We compared the simulation time for the random simulation to reach a stable SER with that for our semi-random method. The modified c1355 benchmark circuit was used in the experiment performed for this section. In the random simulation, the gate receiving a SET pulse and the SET starting timing were random. As shown in Fig. 20a, the SER obtained from Monte-Carlo (MC) random simulation has a variation of 50% (=the second data point 0.014286/ the last stable data point 0.028554. We ignored the first data point). In the proposed method, we used the same random input patterns as we used in the random simulation, and multiplied the measured SER with δ/T_CLK (=500/3200 in Fig. 20a) to predict the average SER. We specified the reasonable stable SER as the variation swing amplitude is within 5% of the final stable SER. The proposed method reaches the stable SER at the time of the 1165th cycle. The random simulation reaches a stable data point at the 2920th cycle. This means that the proposed method can reduce the simulation time by 60%, as the proposed method only need a small amount of simulation time to reach a stable SER. We increased the SET pulse width to 600ps and repeated the same experiment. As shown in Fig. 20b, the proposed method reaches the stable SER at the time of the 580th cycle. The random simulation reaches a stable data point at the 2665th cycle. This means that the proposed method can reduce the simulation time by 78.2%. We repeated the experiments on the modified benchmark circuits c432 and c6288. As shown in Fig. 21, the proposed method reduces the deviation on SER significantly faster than random simulation.

Fig. 20

Reduction of simulation time. (a) δ = 500ps. (b) δ = 600ps

Fig. 21

Deviation reduction achieved by proposed method. (a) c432, (b) c6288

6 Conclusion

SET pulse width is typically less than one clock cycle at current technology node; however more single-event transients are expected to be latched in a system implemented in a smaller technology node. As a result, studies on the SET latching probability are imperative to precisely estimate soft error rate for integrated circuits in the nanometer regime.
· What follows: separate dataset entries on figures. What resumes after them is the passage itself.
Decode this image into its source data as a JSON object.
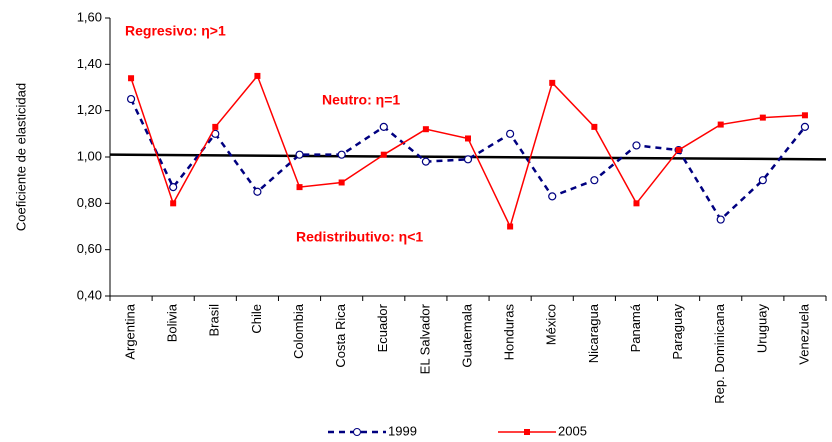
{
  "chart_data": {
    "type": "line",
    "y_label": "Coeficiente de elasticidad",
    "categories": [
      "Argentina",
      "Bolivia",
      "Brasil",
      "Chile",
      "Colombia",
      "Costa Rica",
      "Ecuador",
      "EL Salvador",
      "Guatemala",
      "Honduras",
      "México",
      "Nicaragua",
      "Panamá",
      "Paraguay",
      "Rep. Dominicana",
      "Uruguay",
      "Venezuela"
    ],
    "series": [
      {
        "name": "1999",
        "color": "#000080",
        "values": [
          1.25,
          0.87,
          1.1,
          0.85,
          1.01,
          1.01,
          1.13,
          0.98,
          0.99,
          1.1,
          0.83,
          0.9,
          1.05,
          1.03,
          0.73,
          0.9,
          1.13
        ]
      },
      {
        "name": "2005",
        "color": "#ff0000",
        "values": [
          1.34,
          0.8,
          1.13,
          1.35,
          0.87,
          0.89,
          1.01,
          1.12,
          1.08,
          0.7,
          1.32,
          1.13,
          0.8,
          1.03,
          1.14,
          1.17,
          1.18
        ]
      }
    ],
    "reference_line": [
      1.01,
      0.99
    ],
    "annotations": [
      "Regresivo: η>1",
      "Neutro: η=1",
      "Redistributivo: η<1"
    ],
    "ylim": [
      0.4,
      1.6
    ],
    "yticks": [
      {
        "value": 0.4,
        "label": "0,40"
      },
      {
        "value": 0.6,
        "label": "0,60"
      },
      {
        "value": 0.8,
        "label": "0,80"
      },
      {
        "value": 1.0,
        "label": "1,00"
      },
      {
        "value": 1.2,
        "label": "1,20"
      },
      {
        "value": 1.4,
        "label": "1,40"
      },
      {
        "value": 1.6,
        "label": "1,60"
      }
    ],
    "grid": false
  }
}
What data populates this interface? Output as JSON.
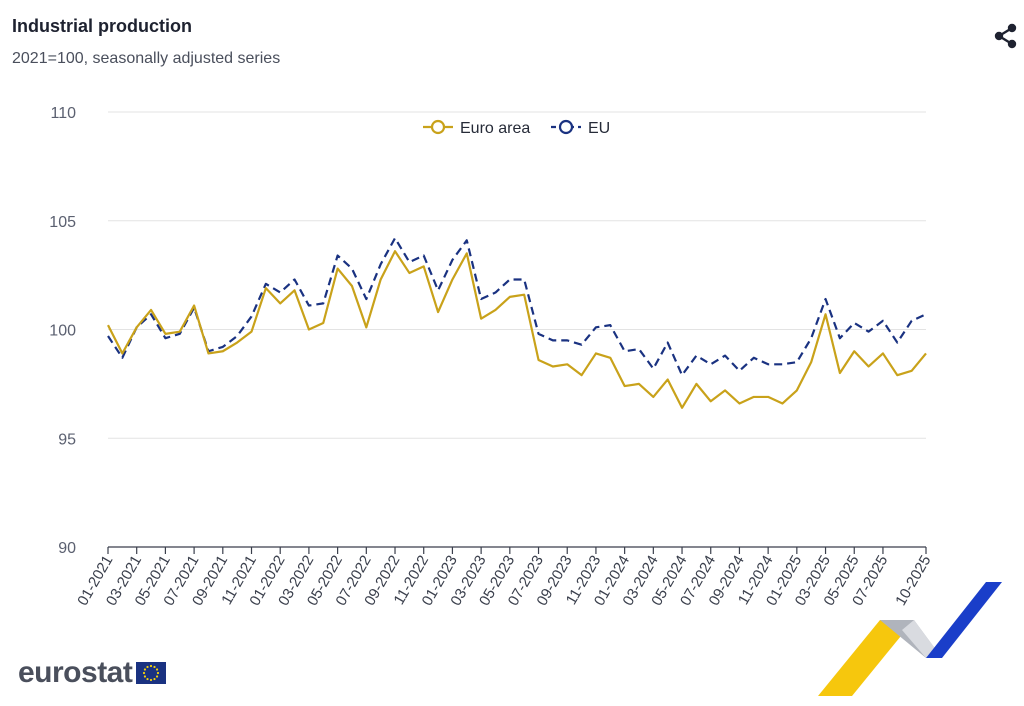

In previous work, the model for SET latching probability is simple and derived for singe-cycle SETs. In this work, we propose a systematic analysis method to precisely model the SET latching probability, which additionally considers SET injection location, SET starting time, and the scenarios of multiple-cycle SET injection. Our model is more comprehensive than the existing models for SET latching probability; thus, our model has a potential to improve the accuracy of soft error rate estimation.

Simulation on the circuit without inherent logical masking capability shows that the proposed systematic analysis method achieves up to 97% average accuracy for single-cycle SETs, and up to 98% accuracy for multiple-cycle SETs. Our case studies on ISCAS’85 benchmark circuit show that the SET latching probability has strong dependency on the SET injection location (i.e. the gate delay from the beginning of a critical path) and the SET starting time with respect to a clock latching edge. Our analytical model for new dependent parameters is consistent with the trend obtained from Monte-Carlo simulation. As our semi-random simulation method fully exploits the boundaries and explicit latching probabilities indicated in the proposed model, our method reduces the SET assessment time by up to 78% in the c6288 circuit, compared with Monte-Carlo simulation. Significantly simulation time reductions are also observed during the evaluation of soft error rate for c432 and c1355 benchmark circuits.

In this work, we assumed the SET pulse width remains same through propagation. In future work, we will extend our analytical model to include the factor of SET pulse width modification during propagation. In addition, we will extend our model by considering multiple-event transients and the impact of SET propagation through multiple pipeline stages in sequential circuits.